Ecologically Nothing Ever Really Dies

EcoLogically Nothing Ever Really Dies, Only transformed from one useful form to another...

Monday, March 14, 2011

Trees, climate change and health: Part 2

I subscribe to the notion promoted by Brian Swimme and Thomas Berry in the Book “the universe story” where they state that “The well being of the eco system of the planet is a prior condition for the well being of humans. We cannot have well being on a sick planet, not even with our medical science. So long as we continue to generate more toxins than the planet can absorb and transform, the members of the earth community will become ill”. Planting trees is one of the best ways we can ensure a healthy planet for good human health and well being.
I am an advocate of trees because they work every day for all of us to improve our environment, health and quality of life. Trees fight global warming and climate change while consequently improving the quality of our air, protecting our water and saving energy. Planting trees remains one of the cheapest, most effective means of drawing excess carbon dioxide from the atmosphere. Since excessive carbon dioxide emissions into the atmosphere are the leading cause of human induced climate change, trees become an important tool for mitigating and curbing climate change.  A single mature tree can absorb carbon dioxide at a rate of 21.6 Kgs/year and release enough oxygen back into the atmosphere to support 2 human beings.
In light of high temperatures resulting from global warming, trees have the ability to regulate local temperatures by transpiring water into the lower atmosphere and shading surfaces.

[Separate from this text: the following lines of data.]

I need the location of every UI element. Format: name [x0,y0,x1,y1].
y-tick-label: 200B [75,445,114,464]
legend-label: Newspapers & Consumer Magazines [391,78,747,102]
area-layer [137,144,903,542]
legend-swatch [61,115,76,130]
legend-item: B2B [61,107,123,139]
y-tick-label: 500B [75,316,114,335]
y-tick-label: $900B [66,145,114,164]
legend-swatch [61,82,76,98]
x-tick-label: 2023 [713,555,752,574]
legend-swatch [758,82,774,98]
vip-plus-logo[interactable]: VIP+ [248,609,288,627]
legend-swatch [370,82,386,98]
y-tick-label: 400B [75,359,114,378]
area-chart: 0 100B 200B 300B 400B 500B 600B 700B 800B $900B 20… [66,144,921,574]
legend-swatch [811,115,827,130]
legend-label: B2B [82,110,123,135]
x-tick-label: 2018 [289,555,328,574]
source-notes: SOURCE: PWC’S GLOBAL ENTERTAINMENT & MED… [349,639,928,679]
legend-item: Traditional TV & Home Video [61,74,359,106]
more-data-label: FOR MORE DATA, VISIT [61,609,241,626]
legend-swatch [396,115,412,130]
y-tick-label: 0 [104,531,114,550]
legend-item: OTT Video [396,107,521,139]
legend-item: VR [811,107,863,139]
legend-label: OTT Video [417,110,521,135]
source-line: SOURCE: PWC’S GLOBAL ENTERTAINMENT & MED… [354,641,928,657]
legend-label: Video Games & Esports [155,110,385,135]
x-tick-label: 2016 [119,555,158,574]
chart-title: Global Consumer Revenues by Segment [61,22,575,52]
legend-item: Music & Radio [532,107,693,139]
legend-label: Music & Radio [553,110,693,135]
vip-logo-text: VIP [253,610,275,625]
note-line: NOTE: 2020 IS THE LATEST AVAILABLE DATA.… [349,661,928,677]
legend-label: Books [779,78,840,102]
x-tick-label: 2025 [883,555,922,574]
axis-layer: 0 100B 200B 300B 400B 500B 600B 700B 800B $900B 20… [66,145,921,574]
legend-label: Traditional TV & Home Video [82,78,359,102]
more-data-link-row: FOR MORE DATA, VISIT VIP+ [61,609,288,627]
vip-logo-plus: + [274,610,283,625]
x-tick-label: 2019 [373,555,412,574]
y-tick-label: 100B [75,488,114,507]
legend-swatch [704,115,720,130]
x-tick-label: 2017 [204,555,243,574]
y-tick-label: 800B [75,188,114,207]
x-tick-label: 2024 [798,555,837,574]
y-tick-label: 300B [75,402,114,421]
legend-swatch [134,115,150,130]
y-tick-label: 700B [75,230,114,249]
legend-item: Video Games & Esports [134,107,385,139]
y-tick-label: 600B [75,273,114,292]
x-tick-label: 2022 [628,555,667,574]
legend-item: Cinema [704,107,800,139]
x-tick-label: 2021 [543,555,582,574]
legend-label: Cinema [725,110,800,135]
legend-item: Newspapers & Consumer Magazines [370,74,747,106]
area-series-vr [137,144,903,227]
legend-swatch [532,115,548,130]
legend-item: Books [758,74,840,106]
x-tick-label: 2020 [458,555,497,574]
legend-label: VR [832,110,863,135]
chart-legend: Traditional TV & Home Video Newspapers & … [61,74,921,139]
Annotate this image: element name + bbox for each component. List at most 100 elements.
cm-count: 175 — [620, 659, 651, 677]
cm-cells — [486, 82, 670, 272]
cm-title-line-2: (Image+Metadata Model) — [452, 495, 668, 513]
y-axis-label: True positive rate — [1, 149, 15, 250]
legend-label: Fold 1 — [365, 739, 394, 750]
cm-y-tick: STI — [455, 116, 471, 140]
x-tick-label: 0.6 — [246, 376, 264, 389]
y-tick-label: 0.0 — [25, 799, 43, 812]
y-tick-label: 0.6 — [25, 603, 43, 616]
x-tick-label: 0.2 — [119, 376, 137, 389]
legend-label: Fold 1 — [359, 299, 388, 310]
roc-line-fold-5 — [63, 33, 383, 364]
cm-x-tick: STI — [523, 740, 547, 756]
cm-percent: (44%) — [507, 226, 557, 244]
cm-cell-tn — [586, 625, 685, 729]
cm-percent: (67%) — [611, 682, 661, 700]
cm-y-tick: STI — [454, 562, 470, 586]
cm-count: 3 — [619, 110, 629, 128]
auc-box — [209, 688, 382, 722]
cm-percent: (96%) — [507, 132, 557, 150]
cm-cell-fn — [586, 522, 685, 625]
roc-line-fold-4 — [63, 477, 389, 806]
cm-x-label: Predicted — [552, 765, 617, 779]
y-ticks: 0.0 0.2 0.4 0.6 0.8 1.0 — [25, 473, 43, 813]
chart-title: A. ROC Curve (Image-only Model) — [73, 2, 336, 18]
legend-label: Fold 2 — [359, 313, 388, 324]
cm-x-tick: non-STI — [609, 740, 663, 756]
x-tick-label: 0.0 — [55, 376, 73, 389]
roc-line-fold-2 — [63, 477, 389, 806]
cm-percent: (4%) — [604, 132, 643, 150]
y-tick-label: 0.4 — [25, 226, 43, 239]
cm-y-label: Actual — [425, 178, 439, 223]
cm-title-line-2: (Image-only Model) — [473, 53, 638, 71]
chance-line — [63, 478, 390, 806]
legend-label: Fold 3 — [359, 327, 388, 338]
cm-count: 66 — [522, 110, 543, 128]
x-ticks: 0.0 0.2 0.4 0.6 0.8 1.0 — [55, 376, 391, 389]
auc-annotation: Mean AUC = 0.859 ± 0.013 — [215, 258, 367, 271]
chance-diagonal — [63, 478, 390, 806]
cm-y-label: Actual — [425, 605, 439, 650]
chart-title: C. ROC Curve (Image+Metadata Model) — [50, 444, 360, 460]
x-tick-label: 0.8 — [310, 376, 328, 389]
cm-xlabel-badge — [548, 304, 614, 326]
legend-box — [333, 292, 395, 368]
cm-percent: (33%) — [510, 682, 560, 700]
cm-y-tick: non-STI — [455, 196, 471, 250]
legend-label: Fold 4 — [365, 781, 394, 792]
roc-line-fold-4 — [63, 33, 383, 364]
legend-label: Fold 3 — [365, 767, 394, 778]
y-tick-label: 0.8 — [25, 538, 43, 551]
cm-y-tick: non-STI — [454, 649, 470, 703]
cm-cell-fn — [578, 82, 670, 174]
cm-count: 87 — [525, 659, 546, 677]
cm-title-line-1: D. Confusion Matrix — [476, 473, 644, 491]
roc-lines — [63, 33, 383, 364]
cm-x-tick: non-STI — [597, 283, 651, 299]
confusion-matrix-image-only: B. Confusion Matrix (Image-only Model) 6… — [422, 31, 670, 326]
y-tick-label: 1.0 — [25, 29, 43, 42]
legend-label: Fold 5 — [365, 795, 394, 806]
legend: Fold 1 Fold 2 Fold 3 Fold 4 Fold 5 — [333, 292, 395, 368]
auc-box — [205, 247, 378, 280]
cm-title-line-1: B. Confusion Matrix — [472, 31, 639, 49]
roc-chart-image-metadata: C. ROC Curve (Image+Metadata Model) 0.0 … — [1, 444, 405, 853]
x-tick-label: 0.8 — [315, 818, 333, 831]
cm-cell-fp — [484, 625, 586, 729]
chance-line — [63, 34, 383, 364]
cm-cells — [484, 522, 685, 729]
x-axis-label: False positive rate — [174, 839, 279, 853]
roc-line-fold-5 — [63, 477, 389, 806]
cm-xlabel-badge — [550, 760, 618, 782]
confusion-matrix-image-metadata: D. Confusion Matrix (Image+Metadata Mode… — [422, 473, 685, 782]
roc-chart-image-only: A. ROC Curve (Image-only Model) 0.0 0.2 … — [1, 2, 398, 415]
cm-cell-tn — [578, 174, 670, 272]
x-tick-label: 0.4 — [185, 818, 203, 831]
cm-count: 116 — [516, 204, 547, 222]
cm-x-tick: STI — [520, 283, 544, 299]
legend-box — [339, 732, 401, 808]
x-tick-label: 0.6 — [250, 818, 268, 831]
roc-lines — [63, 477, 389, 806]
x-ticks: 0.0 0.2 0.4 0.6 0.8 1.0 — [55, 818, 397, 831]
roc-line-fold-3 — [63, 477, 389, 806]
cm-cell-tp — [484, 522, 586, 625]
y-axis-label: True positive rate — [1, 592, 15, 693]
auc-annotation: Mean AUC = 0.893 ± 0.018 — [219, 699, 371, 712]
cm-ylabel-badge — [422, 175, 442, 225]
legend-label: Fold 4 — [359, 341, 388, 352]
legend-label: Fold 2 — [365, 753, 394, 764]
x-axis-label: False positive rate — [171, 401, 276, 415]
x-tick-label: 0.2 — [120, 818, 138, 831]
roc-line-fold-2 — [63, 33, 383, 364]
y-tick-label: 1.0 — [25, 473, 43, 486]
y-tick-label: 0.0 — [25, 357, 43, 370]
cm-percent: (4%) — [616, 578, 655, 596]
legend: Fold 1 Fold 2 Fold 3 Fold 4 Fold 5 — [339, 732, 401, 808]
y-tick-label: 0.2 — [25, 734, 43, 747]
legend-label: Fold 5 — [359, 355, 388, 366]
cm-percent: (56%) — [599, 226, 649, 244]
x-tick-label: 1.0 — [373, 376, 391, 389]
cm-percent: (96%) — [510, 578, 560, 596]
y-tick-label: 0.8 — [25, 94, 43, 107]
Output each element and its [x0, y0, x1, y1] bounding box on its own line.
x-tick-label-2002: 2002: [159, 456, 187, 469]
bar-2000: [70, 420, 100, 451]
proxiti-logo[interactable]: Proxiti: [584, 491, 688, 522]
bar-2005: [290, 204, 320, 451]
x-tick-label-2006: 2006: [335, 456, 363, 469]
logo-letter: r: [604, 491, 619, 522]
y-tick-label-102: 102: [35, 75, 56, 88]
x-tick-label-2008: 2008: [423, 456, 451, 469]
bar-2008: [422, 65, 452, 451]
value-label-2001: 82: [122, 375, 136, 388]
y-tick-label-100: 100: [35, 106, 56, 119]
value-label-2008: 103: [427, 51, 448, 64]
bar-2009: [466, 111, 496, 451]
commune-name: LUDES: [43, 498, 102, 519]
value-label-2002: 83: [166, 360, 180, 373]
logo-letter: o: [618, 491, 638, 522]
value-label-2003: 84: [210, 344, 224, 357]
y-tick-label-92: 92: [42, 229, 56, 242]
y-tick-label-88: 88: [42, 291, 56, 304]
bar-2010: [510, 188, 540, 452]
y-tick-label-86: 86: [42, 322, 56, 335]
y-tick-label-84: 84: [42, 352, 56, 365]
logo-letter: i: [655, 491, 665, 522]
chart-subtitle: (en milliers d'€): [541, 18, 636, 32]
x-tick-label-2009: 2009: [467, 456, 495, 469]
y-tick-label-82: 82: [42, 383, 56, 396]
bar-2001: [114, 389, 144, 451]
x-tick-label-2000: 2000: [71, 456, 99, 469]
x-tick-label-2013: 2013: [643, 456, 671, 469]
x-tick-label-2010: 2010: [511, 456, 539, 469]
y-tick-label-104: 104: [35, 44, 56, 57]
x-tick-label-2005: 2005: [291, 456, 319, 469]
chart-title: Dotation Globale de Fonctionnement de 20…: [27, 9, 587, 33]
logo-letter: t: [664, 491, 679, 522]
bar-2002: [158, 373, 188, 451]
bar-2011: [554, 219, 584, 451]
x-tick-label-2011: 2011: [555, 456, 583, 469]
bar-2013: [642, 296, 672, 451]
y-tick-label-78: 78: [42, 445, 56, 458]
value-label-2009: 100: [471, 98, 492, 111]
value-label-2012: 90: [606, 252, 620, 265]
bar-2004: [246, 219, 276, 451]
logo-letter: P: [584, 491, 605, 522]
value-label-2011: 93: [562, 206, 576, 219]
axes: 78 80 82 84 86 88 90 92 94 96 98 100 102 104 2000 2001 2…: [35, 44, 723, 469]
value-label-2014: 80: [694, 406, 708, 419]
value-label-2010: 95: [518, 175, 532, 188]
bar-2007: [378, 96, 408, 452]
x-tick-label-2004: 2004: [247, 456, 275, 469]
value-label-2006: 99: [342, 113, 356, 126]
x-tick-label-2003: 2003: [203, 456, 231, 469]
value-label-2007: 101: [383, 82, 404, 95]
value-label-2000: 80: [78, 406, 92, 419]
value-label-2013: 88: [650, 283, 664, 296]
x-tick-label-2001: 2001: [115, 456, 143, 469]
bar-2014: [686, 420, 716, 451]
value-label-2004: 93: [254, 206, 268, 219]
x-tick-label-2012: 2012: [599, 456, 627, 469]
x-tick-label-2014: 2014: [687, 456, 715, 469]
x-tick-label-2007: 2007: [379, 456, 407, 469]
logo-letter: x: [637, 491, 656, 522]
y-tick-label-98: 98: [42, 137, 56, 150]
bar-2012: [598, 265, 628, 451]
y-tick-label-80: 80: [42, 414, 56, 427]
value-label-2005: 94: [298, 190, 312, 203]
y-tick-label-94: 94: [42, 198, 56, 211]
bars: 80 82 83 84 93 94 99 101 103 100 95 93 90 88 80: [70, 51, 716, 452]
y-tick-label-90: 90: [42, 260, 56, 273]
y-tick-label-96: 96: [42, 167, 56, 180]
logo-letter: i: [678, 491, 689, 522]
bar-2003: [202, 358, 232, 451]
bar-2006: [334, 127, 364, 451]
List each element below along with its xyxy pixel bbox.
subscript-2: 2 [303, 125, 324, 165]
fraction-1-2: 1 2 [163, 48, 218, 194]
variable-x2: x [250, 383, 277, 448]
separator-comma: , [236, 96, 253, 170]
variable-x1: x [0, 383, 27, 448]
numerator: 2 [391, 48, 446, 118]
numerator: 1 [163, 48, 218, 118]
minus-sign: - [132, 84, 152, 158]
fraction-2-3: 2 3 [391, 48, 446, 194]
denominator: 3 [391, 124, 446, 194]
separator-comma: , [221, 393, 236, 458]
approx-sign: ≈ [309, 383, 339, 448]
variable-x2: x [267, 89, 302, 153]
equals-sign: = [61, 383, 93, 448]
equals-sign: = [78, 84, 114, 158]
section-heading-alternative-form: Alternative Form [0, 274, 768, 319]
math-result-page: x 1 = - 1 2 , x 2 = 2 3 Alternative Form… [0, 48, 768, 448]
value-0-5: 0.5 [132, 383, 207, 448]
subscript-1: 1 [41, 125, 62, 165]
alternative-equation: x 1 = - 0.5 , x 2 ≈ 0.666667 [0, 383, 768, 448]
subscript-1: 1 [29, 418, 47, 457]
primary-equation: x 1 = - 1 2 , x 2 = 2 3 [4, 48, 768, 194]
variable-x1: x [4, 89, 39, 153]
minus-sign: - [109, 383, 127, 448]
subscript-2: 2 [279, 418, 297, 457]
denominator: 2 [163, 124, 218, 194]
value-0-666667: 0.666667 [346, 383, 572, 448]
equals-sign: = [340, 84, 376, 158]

By so doing, trees help to reduce the intensity of heat waves thereby reducing the effects of heat waves on the elderly and people with respiratory and cardiovascular disorders. The temperature regulation ability of trees helps reduce the demand on air conditioning in homes and offices thereby reducing pressure on fossil fuel burning for energy. This can be very helpful in Zimbabwe where energy shortages are acute and a significant percentage of our energy comes from coal.
Trees are a possible solution to the pressure exerted by climate change on water availability and quality and therefore health. Trees reduce topsoil erosion thereby preventing harmful land pollutants contained in the soil from getting into wells and open water sources. They use nutrients like nitrogen, phosphorus, and potassium which are by-products of urban living which can pollute water sources. Trees slow down water run-off thus ensuring that water sinks into the ground and our groundwater supplies are continually replenished. This ensures that communities have reliable water supply thereby reducing the risk of hygiene related diseases. The ability of trees to assist water to seep in the ground also helps to avoid the formation of stagnant pools. The incidence of water borne diseases and malaria are thus curbed.
Trees remove gaseous pollutants which contribute to climate change and poor health by absorbing them with normal air components. These gases include sulphur dioxide, ozone and nitrous oxide. Planting trees improves air quality in so doing reducing the risk of exacerbations of respiratory diseases. Trees also have therapeutic value. Planting trees can act as a remedy against the shortcomings of modern life in a world separated from nature. Research has shown that planting trees in different locations creates green spaces which are of value in alleviating stress and depression related to urban living.
For the benefit of our planet and our health, let us all plant trees wherever and whenever we can. It doesn’t cost much but our combined efforts will have a positive domino-effect which will echo for generations to come.